The whole process of correlating Cloudbleed related IP addresses to potentially vulnerable applications is a complicated one. Thomchick said that there were over four million URLs susceptible to Cloudbleed and it isn’t practical to expect organizations to manually sift through and identify where they may have had exposure from that data.
“What organizations need is to identify the applications that members of their organization use to identify if they were at risk of compromise and get some remediation in place,” she said.
Symantec mapped the four million URL to specific applications. Each cloud application consists of many URLs, with dependencies on other cloud applications for services such as content delivery. Of the over 21,000 applications in Symantec’s database, Thomchick said that Symantec found that over 2,000 of them used Cloudflare in some form or fashion.

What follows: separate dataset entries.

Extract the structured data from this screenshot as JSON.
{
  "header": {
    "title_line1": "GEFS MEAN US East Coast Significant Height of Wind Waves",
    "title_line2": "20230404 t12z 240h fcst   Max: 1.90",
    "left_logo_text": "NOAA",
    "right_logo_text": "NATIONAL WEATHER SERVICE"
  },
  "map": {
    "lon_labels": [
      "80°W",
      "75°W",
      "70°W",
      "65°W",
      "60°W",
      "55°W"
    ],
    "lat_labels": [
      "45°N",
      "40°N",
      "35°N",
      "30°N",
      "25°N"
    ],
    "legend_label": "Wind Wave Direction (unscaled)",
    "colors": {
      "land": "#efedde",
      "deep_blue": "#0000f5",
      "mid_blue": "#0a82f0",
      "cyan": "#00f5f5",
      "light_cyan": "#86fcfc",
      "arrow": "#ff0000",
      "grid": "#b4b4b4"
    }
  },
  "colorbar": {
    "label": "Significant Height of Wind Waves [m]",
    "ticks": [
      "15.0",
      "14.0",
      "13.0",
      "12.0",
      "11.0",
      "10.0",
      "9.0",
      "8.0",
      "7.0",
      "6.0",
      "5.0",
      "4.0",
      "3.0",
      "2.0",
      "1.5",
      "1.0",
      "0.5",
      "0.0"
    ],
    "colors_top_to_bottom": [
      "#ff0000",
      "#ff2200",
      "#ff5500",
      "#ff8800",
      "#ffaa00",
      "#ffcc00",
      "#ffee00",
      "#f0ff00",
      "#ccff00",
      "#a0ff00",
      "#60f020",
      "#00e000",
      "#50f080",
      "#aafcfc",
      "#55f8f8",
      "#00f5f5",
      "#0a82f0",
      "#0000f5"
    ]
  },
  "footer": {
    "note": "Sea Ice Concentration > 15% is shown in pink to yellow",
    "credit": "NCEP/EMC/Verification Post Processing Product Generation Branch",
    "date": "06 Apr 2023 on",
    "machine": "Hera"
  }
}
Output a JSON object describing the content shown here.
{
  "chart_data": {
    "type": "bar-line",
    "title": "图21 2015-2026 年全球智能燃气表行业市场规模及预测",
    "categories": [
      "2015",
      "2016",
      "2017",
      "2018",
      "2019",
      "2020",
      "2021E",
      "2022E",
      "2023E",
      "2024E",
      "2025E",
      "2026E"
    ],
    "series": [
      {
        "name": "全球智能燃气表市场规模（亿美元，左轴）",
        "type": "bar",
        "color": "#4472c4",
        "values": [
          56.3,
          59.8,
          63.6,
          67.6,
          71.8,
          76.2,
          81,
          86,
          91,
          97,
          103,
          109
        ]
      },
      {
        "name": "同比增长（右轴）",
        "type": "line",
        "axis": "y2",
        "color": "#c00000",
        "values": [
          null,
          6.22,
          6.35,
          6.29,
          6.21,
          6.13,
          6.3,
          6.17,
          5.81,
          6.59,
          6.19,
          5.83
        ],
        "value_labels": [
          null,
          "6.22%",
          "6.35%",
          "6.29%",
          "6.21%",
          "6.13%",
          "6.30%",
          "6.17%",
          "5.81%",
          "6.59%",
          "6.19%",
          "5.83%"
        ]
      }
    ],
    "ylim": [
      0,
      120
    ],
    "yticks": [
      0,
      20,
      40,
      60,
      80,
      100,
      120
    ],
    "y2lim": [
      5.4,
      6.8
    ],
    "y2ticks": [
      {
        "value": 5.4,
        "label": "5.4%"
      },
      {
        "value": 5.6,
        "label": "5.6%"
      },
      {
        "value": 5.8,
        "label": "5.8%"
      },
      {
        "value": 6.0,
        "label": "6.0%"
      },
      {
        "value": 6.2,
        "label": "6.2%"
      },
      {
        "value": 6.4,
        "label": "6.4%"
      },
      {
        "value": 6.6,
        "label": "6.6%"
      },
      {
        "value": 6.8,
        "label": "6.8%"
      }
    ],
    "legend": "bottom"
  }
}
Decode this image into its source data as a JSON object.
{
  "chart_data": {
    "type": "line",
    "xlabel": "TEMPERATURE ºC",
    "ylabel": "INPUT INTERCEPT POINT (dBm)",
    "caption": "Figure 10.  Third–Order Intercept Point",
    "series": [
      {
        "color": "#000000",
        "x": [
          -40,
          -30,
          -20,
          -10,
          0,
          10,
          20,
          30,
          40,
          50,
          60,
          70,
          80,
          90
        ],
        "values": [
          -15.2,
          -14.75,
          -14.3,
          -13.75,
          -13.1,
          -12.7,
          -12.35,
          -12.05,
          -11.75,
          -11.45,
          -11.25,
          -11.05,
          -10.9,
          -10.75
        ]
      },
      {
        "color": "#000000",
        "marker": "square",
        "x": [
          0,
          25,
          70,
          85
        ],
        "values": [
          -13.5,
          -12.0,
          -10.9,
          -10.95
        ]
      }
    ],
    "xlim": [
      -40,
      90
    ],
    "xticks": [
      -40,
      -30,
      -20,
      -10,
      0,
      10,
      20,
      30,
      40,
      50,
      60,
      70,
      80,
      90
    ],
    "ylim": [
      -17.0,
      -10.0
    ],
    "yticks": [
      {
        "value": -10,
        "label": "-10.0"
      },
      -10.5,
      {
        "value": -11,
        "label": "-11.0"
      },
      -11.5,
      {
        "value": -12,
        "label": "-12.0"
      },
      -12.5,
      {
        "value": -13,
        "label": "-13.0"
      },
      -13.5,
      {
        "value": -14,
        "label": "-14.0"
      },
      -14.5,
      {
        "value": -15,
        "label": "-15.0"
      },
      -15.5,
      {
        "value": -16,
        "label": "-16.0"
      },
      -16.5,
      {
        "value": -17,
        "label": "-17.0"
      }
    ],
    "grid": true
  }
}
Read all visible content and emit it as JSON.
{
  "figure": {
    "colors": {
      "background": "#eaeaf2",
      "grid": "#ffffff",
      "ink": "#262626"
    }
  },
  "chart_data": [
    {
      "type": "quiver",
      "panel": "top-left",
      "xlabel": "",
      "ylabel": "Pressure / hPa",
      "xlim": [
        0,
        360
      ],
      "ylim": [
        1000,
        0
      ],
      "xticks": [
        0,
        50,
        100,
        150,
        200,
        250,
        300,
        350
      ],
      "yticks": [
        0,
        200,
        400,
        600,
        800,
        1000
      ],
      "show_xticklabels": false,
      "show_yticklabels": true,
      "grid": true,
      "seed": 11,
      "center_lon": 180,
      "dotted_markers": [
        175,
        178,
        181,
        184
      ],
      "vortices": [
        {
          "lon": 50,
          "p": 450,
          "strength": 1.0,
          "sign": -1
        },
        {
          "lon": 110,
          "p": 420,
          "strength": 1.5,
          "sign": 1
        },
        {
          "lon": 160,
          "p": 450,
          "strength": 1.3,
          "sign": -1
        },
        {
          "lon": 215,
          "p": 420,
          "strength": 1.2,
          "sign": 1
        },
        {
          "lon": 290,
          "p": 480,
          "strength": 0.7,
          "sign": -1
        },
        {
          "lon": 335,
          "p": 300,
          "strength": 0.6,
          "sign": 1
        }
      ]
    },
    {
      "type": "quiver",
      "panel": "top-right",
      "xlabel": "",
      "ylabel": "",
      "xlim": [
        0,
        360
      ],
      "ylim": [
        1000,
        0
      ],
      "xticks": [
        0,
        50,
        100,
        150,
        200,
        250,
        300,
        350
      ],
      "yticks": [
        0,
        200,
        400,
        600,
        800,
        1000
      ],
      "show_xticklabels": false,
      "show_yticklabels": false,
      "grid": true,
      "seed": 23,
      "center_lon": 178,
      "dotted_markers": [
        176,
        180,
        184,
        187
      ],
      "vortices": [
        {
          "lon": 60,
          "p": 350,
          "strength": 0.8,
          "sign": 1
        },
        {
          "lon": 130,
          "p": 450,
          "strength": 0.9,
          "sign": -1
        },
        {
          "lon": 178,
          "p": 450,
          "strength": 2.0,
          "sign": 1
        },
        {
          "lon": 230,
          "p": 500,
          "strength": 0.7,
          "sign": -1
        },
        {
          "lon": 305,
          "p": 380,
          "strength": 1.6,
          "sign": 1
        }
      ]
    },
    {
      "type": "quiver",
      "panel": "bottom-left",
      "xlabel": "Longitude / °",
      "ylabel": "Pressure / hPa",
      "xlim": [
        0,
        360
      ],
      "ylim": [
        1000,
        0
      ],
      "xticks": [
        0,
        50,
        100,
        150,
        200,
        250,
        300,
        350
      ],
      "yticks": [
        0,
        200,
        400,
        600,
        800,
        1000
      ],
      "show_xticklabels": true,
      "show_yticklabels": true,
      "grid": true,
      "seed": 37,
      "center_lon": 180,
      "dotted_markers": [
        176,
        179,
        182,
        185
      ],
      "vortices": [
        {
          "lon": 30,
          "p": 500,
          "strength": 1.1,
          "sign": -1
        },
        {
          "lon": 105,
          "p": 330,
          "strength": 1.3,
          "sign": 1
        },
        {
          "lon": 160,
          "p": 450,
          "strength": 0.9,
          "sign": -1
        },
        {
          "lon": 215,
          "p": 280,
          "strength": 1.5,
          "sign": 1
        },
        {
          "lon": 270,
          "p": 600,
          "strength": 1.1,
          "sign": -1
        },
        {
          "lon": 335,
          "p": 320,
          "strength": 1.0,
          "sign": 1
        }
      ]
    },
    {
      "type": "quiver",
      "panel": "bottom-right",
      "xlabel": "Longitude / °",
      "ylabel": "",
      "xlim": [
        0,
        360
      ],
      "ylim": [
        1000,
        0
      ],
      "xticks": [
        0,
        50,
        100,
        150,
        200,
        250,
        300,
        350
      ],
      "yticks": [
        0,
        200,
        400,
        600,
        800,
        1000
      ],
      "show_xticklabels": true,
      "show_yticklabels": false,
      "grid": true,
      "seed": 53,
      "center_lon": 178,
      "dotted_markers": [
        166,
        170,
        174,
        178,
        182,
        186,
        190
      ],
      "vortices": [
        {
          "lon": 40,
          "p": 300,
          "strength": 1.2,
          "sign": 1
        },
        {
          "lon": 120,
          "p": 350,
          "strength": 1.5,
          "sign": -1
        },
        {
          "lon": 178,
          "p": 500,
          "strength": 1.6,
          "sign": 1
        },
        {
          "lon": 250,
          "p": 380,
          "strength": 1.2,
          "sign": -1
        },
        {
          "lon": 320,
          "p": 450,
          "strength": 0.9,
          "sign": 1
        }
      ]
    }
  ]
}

Symantec is making the Cloudbleed risk detection available today to all Symantec CloudSOC Audit customers, with no additional cost. Automated Cloudbleed mitigation will be available for Symantec’s ProxySG customers later this month.
“CloudSOC Audit and ProxySG are complimentary in that CloudSOC Audit performs the discovery and forensics while ProxySG performs the enforcement and notifications,” Thomchick said. “Non-ProxySG customers can take advantage of the discovery and forensics from CloudSOC Audit, and then manually apply policies on their proxy products.”
For organizations that are worried about potential risks, there are a number of things that can be done to mitigate any potential impact from Cloudbleed. Thomchick said that Symantec considers password updates to be possibly the most important first remediation step to take.
“We also always recommend enabling 2-factor authentication when available because with 2-factor authentication an account can’t be broken into even if the password has been compromised,” she said.